Veel overslagbedrijven (althans hun personeel) hebben aan deze oproep gehoor gegeven. Het werk aan
de Evgenia, dat onder de besmetverklaring viel, is daardoor ook niet elders verricht.
In deze procedure gaat het om de vraag of deze besmetverklaring geoorloofd was. Meer concreet is de
vraag of deze actievorm valt onder art. 6 onder 4 van het ESH, en zo ja, of de bonden met de actie een
disproportionele inbreuk hebben gemaakt op de belangen van Enerco en daardoor jegens haar
onrechtmatig hebben gehandeld.
Het enkele feit dat een stakingsactie wordt uitgevoerd in een ander bedrijf dan dat van de werkgever,
brengt nog niet mee dat deze actie buiten de reikwijdte van art. 6 onder 4 van het Europees Sociaal
Handvest (ESH) valt. Het gaat erom of een dergelijke stakingsactie redelijkerwijs kan bijdragen tot de
doeltreffende uitoefening van het recht op collectief onderhandelen. De onrechtmatigheid van zo’n
stakingsactie kan niet alleen worden gegrond op het feit dat een derde aanzienlijke schade lijdt, maar
moet worden beoordeeld aan de hand van de omvang van de schade, de betrokken belangen en de
relevante overige omstandigheden van het geval.
Als een collectieve actie valt onder het bereik van art. 6 onder 4 ESH, is er daarmee in beginsel sprake
van een rechtmatige uitoefening van het grondrecht.

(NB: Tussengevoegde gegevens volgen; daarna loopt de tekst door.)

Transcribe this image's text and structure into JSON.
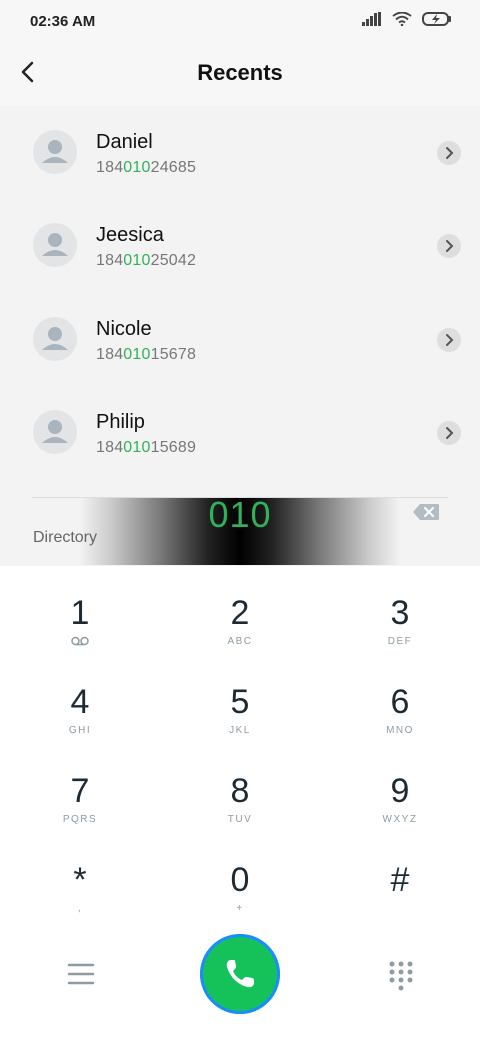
{
  "status_bar": {
    "time": "02:36 AM"
  },
  "header": {
    "title": "Recents"
  },
  "contacts": [
    {
      "name": "Daniel",
      "number_prefix": "184",
      "number_match": "010",
      "number_suffix": "24685"
    },
    {
      "name": "Jeesica",
      "number_prefix": "184",
      "number_match": "010",
      "number_suffix": "25042"
    },
    {
      "name": "Nicole",
      "number_prefix": "184",
      "number_match": "010",
      "number_suffix": "15678"
    },
    {
      "name": "Philip",
      "number_prefix": "184",
      "number_match": "010",
      "number_suffix": "15689"
    }
  ],
  "dialer": {
    "input": "010",
    "directory_label": "Directory"
  },
  "keypad": [
    {
      "digit": "1",
      "sub": ""
    },
    {
      "digit": "2",
      "sub": "ABC"
    },
    {
      "digit": "3",
      "sub": "DEF"
    },
    {
      "digit": "4",
      "sub": "GHI"
    },
    {
      "digit": "5",
      "sub": "JKL"
    },
    {
      "digit": "6",
      "sub": "MNO"
    },
    {
      "digit": "7",
      "sub": "PQRS"
    },
    {
      "digit": "8",
      "sub": "TUV"
    },
    {
      "digit": "9",
      "sub": "WXYZ"
    },
    {
      "digit": "*",
      "sub": ","
    },
    {
      "digit": "0",
      "sub": "+"
    },
    {
      "digit": "#",
      "sub": ""
    }
  ],
  "icons": {
    "voicemail": "voicemail-icon",
    "call": "phone-icon",
    "menu": "menu-icon",
    "dialpad": "dialpad-icon"
  },
  "colors": {
    "match": "#31b25a",
    "call_button": "#15c25a",
    "call_ring": "#1a8cff"
  }
}
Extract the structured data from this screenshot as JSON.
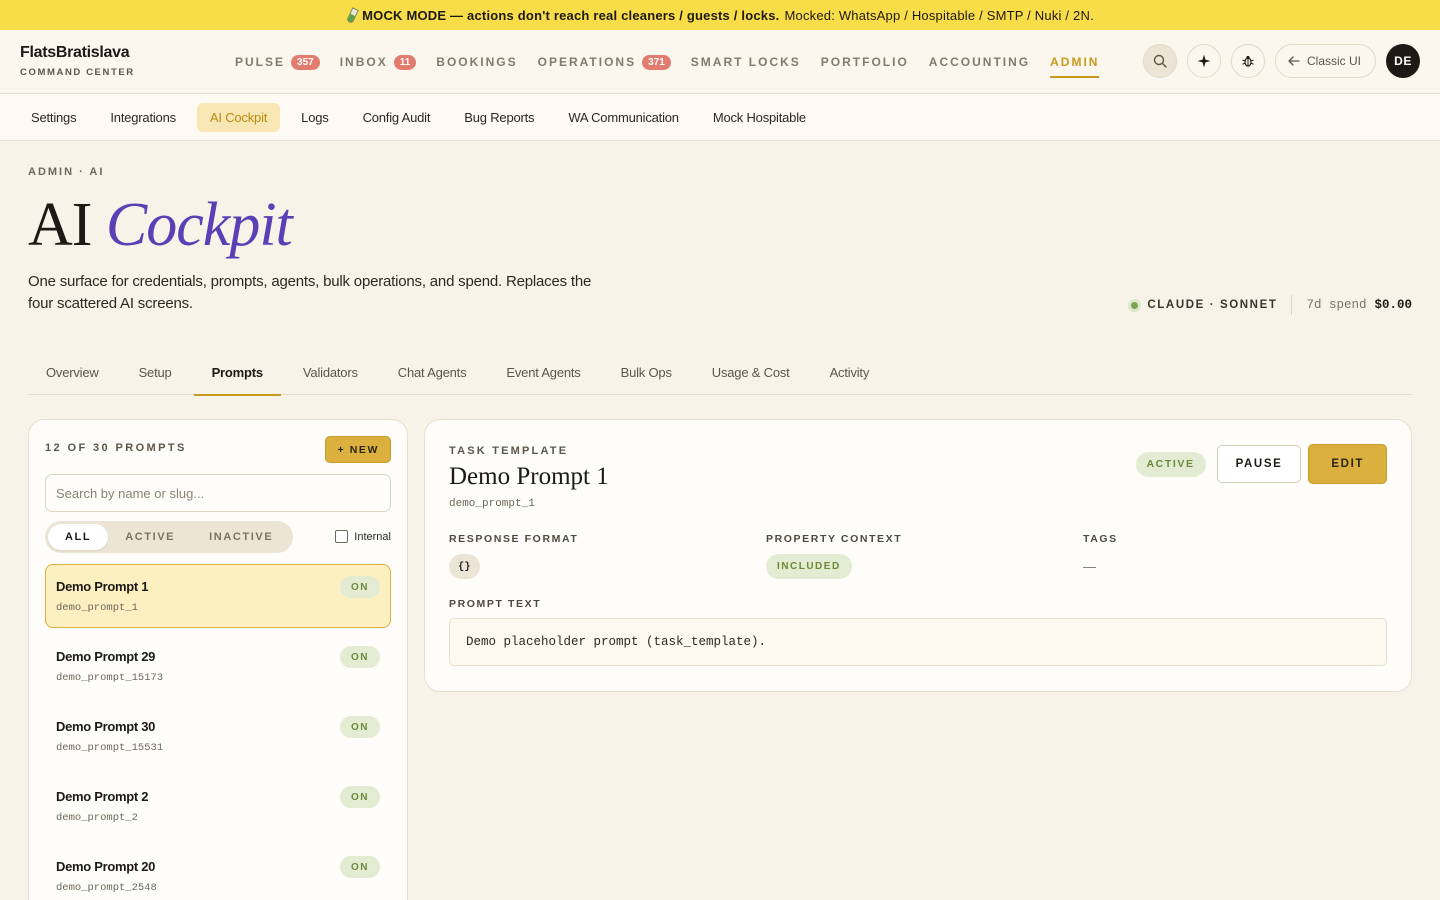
{
  "banner": {
    "title": "MOCK MODE — actions don't reach real cleaners / guests / locks.",
    "detail": "Mocked: WhatsApp / Hospitable / SMTP / Nuki / 2N."
  },
  "brand": {
    "name": "FlatsBratislava",
    "subtitle": "COMMAND CENTER"
  },
  "nav": {
    "items": [
      {
        "label": "PULSE",
        "badge": "357"
      },
      {
        "label": "INBOX",
        "badge": "11"
      },
      {
        "label": "BOOKINGS"
      },
      {
        "label": "OPERATIONS",
        "badge": "371"
      },
      {
        "label": "SMART LOCKS"
      },
      {
        "label": "PORTFOLIO"
      },
      {
        "label": "ACCOUNTING"
      },
      {
        "label": "ADMIN",
        "active": true
      }
    ],
    "classic_label": "Classic UI",
    "avatar": "DE"
  },
  "subnav": {
    "items": [
      "Settings",
      "Integrations",
      "AI Cockpit",
      "Logs",
      "Config Audit",
      "Bug Reports",
      "WA Communication",
      "Mock Hospitable"
    ],
    "active": "AI Cockpit"
  },
  "page": {
    "eyebrow": "ADMIN · AI",
    "title_plain": "AI ",
    "title_accent": "Cockpit",
    "description": "One surface for credentials, prompts, agents, bulk operations, and spend. Replaces the four scattered AI screens.",
    "model": "CLAUDE · SONNET",
    "spend_label": "7d spend",
    "spend_value": "$0.00"
  },
  "tabs": {
    "items": [
      "Overview",
      "Setup",
      "Prompts",
      "Validators",
      "Chat Agents",
      "Event Agents",
      "Bulk Ops",
      "Usage & Cost",
      "Activity"
    ],
    "active": "Prompts"
  },
  "list": {
    "count": "12 OF 30 PROMPTS",
    "new_label": "+ NEW",
    "search_placeholder": "Search by name or slug...",
    "filters": [
      "ALL",
      "ACTIVE",
      "INACTIVE"
    ],
    "active_filter": "ALL",
    "internal_label": "Internal",
    "internal_checked": false,
    "prompts": [
      {
        "name": "Demo Prompt 1",
        "slug": "demo_prompt_1",
        "status": "ON",
        "selected": true
      },
      {
        "name": "Demo Prompt 29",
        "slug": "demo_prompt_15173",
        "status": "ON"
      },
      {
        "name": "Demo Prompt 30",
        "slug": "demo_prompt_15531",
        "status": "ON"
      },
      {
        "name": "Demo Prompt 2",
        "slug": "demo_prompt_2",
        "status": "ON"
      },
      {
        "name": "Demo Prompt 20",
        "slug": "demo_prompt_2548",
        "status": "ON"
      }
    ]
  },
  "detail": {
    "eyebrow": "TASK TEMPLATE",
    "title": "Demo Prompt 1",
    "slug": "demo_prompt_1",
    "status": "ACTIVE",
    "pause_label": "PAUSE",
    "edit_label": "EDIT",
    "response_format_label": "RESPONSE FORMAT",
    "response_format_value": "{}",
    "property_context_label": "PROPERTY CONTEXT",
    "property_context_value": "INCLUDED",
    "tags_label": "TAGS",
    "tags_value": "—",
    "prompt_text_label": "PROMPT TEXT",
    "prompt_text": "Demo placeholder prompt (task_template)."
  },
  "colors": {
    "banner": "#f8dd49",
    "accent_gold": "#dcb03f",
    "nav_active": "#c79a1e",
    "title_accent": "#5b3fb5",
    "badge_red": "#e17c6e",
    "status_green": "#6b8a3a"
  }
}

Het was daarom aan Enerco om de gestelde
onrechtmatigheid te onderbouwen (en niet aan de bonden om een rechtvaardiging aan te dragen).
Daarnaast kan de enkele omstandigheid dat Enerco heeft gesteld dat zij als gevolg van de
besmetverklaring aanzienlijke schade leed, niet zonder meer meebrengen dat de besmetverklaring
onrechtmatig is. Uitgangspunt bij collectieve acties die onder het bereik van art. 6 onder 4 ESH vallen,
is dat daarmee een zwaarwegend belang wordt gediend. Daarom had het hof niet mogen concluderen
tot onrechtmatigheid, zonder nader aandacht te besteden aan de omvang van de schade, de betrokken
belangen en de relevante overige omstandigheden van het geval.
Rechtsregel:
Indien een collectieve actie valt onder het bereik van artikel 6 lid 4 ESH kan de uitoefening van het
recht op collectief optreden “slechts worden beperkt langs de weg van artikel G ESH, overeenkomstig
hetgeen op dat punt is aanvaard in de rechtspraak van de HR.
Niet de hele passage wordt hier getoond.